Tea hawking cuts KTDA farmers’ bonus in the Rift
Posted Monday, September 23 2013 at 19:17
Tea hawking has hampered the efficiency of factories in Rift Valley, forcing them to pay farmers as low as Sh6 of every Sh10 sale compared to a higher of more than Sh8 in the Mount Kenya area.
Data released by the Kenya Tea Development Agency (KTDA) on bonus —the final payment after monthly payout— per factory shows the percentage paid out to the farmers in relation to total revenues was lower in the Rift region, a factor attributed to higher operating costs than other areas.
Lower deliveries deny the tea companies raw material, which end up increasing the cost of production per unit as firms use same capacity to process less.
“In areas where there are private companies, there is tea hawking and the low delivery affects the total performance,” said Francis Muriuki, the KTDA group acting corporate affairs director.
Kapsara Tea Factory paid out the lowest part of its total revenues at 60 per cent while Imenti Factory in Meru County was the most efficient at 82 per cent payout.
In the year 2012 Kapsara spent 12 per cent of its revenues in administrative costs alone compared to five per cent used by Imenti Tea Factory in the same period.
“Some use furnace oil which is expensive than wood while others have mechanised their operations reducing their cost of labour; so they fetch better margins,” KTDA chairman Peter Kanyago said about the glaring discrepancies.
However, the use of the cheaper wood for fuel has been a subject of debate in the sector with some factories accused of indiscriminate felling of trees leading to deforestation.
Payments are also affected by a factory’s commitment to future development projects, like building new factories, and crop husbandry, said Mr Muriuki.
Farmers in Mount Kenya, however, operate in an environment of no private factories, allowing them to focus on quality and benefit from reduced production costs.
Imenti’s efficiency was buoyed by its access to cheaper energy, because it has a hydro-power project for own use with the excess sold to the power grid.
Many tea factories produce their own power with some in the same region pooling funds to set up power plants.

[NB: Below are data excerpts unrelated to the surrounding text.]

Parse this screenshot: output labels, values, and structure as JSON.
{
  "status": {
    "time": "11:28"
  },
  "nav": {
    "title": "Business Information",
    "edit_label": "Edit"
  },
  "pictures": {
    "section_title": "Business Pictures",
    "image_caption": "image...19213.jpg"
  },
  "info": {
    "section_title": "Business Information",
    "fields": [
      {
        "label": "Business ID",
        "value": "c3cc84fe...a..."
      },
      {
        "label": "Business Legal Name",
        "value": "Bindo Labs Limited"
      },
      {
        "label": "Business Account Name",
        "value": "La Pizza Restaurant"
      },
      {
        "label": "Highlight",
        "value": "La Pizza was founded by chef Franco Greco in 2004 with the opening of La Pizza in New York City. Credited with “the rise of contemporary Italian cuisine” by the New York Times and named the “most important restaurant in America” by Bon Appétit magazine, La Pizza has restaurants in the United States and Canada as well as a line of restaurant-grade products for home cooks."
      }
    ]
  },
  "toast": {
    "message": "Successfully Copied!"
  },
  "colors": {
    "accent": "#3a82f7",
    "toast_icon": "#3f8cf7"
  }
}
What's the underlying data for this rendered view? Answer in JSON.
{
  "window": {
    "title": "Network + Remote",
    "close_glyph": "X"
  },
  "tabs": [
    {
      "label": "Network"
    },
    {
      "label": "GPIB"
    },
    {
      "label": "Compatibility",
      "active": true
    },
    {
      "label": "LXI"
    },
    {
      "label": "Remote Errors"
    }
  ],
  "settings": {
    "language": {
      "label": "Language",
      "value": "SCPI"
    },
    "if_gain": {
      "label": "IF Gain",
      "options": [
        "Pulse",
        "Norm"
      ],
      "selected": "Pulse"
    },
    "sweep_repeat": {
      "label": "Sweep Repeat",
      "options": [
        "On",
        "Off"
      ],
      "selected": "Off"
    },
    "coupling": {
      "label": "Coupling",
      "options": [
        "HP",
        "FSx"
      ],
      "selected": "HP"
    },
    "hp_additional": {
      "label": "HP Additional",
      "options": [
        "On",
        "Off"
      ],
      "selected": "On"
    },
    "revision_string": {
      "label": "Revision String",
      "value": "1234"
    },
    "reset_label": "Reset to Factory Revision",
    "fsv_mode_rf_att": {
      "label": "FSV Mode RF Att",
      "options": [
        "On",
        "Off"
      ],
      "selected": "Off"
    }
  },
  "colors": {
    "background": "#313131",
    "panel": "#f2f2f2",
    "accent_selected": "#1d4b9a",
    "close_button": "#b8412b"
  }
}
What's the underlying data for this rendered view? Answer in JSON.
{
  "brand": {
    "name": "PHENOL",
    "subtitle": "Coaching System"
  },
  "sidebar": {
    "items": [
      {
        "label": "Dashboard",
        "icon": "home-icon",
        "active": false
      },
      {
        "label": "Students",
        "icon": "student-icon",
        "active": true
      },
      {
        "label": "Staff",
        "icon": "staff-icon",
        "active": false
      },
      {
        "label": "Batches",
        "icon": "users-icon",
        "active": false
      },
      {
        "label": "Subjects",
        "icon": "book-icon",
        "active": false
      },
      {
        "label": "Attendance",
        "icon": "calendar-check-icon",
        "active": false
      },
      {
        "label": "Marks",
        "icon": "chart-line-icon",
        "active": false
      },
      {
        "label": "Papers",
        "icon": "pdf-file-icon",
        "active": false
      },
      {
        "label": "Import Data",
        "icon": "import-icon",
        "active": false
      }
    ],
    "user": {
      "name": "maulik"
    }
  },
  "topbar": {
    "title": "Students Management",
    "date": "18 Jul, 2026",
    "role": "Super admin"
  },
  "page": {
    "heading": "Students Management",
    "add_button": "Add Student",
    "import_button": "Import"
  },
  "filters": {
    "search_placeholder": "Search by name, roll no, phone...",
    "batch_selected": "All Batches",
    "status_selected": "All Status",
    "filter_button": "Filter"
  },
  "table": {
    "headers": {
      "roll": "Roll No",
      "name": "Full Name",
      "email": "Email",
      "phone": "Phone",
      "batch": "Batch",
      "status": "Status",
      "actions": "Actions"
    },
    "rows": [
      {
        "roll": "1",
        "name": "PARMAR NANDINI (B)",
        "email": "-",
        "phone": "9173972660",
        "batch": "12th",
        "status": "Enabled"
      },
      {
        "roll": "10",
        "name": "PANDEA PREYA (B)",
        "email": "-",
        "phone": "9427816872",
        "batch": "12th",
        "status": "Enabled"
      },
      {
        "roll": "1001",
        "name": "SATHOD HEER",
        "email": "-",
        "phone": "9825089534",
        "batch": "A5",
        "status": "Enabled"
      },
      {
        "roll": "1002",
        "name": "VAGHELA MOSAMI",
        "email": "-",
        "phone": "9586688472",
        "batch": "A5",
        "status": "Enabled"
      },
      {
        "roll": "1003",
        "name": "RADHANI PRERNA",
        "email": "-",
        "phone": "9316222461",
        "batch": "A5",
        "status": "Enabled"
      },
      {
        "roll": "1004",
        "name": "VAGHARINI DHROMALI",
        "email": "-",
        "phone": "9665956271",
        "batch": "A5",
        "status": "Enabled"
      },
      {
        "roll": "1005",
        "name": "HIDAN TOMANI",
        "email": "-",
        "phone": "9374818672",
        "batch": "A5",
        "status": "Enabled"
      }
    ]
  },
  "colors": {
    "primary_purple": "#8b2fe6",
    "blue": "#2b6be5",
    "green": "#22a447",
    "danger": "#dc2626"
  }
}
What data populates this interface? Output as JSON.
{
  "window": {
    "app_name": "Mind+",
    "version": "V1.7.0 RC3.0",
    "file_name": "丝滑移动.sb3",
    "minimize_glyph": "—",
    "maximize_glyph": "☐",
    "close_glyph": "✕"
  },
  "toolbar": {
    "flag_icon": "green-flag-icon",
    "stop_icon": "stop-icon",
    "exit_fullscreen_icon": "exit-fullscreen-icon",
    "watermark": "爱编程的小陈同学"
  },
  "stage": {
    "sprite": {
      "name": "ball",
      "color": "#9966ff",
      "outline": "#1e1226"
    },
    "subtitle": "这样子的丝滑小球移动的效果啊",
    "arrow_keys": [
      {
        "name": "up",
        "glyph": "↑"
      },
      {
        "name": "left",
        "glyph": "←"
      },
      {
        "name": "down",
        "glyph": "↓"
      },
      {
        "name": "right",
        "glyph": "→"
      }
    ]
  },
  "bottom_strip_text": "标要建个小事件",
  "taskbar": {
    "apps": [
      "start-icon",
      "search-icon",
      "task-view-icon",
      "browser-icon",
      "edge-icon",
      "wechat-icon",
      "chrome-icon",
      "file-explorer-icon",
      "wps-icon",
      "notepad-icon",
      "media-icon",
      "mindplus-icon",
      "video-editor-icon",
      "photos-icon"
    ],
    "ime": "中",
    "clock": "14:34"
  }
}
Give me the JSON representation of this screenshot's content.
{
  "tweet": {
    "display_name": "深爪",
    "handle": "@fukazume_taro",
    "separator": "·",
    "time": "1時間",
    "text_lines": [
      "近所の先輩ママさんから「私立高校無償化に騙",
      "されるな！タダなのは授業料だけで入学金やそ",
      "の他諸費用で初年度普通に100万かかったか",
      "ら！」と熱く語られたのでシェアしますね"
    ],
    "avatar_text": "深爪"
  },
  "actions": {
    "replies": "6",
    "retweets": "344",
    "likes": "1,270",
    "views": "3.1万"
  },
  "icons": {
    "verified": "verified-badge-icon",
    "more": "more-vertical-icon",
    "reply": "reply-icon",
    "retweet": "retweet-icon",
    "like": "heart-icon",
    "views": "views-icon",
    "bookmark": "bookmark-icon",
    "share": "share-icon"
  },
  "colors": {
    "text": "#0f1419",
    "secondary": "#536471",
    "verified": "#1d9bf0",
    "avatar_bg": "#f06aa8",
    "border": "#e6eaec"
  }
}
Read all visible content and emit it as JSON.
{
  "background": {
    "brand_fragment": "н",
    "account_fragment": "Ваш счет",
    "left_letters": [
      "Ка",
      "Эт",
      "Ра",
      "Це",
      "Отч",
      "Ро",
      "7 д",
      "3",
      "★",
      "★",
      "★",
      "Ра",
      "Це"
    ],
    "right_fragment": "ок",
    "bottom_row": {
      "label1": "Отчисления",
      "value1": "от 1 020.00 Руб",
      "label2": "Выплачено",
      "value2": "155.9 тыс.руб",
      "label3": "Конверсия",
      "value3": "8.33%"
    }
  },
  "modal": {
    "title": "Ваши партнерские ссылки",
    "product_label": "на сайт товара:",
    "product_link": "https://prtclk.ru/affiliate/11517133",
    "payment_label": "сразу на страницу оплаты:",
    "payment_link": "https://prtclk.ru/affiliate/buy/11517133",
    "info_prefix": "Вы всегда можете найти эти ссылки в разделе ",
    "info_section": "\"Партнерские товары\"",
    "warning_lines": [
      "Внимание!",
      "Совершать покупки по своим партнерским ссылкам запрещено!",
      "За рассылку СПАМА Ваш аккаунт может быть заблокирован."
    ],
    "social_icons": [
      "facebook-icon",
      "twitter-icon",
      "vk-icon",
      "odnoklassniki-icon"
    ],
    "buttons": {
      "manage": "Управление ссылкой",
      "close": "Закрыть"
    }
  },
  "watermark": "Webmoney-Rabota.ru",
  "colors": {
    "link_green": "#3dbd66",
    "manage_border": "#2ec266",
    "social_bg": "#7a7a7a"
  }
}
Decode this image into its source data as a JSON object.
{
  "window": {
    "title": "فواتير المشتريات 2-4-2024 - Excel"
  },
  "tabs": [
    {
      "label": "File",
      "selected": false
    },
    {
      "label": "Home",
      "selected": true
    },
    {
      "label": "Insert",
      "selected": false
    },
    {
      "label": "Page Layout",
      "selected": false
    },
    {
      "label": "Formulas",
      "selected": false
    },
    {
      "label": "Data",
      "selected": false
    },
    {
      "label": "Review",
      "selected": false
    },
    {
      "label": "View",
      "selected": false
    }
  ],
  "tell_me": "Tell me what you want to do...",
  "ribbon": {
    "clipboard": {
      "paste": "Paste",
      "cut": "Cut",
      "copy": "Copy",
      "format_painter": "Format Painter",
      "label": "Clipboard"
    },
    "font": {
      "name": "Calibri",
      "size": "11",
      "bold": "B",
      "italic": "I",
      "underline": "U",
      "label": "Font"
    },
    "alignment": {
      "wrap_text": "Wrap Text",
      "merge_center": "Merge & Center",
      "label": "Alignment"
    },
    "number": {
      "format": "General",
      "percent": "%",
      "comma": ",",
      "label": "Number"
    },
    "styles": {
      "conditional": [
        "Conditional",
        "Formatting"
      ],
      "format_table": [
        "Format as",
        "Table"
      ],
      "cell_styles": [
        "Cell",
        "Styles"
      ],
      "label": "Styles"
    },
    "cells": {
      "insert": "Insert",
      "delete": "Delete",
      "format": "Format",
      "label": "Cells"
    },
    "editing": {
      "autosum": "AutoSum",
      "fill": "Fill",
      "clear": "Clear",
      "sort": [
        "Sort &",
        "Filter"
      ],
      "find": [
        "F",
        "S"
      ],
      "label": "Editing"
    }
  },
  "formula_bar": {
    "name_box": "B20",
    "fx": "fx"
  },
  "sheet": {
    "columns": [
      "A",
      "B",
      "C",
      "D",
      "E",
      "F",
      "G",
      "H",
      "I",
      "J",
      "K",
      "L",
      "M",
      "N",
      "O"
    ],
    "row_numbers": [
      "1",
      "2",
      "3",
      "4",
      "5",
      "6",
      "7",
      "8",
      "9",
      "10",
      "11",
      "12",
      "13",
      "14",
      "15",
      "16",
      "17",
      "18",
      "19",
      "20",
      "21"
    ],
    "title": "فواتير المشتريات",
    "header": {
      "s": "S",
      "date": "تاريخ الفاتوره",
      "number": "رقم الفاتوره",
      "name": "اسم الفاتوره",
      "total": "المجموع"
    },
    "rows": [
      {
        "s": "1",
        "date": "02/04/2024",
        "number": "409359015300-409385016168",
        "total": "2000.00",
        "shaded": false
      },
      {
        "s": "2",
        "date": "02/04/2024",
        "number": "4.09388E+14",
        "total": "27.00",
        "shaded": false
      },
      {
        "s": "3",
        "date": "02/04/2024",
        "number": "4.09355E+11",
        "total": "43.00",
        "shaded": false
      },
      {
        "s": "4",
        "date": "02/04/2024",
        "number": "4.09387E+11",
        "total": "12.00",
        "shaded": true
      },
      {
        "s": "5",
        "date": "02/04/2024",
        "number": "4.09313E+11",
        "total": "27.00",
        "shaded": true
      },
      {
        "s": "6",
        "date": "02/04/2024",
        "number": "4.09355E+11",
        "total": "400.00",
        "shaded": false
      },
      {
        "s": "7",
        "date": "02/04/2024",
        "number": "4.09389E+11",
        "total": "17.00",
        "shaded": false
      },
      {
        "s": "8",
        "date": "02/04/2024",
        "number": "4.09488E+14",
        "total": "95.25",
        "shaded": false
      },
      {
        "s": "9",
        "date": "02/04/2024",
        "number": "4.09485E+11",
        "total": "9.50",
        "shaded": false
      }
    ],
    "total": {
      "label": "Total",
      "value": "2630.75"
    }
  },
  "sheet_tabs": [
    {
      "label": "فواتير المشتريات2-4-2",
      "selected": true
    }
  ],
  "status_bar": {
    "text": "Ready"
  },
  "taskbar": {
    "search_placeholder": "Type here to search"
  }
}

Electricity is a huge cost element in the production chain second only to labour in Kenya.
The total payment to tea farmers this year is Sh51.3 billion, up 13.2 per cent from last year. This is expected to boost the cash position of saccos and retail banks that have a presence in the tea producing areas as the second payment of Sh35.6 billion is released to the farmers through these institutions.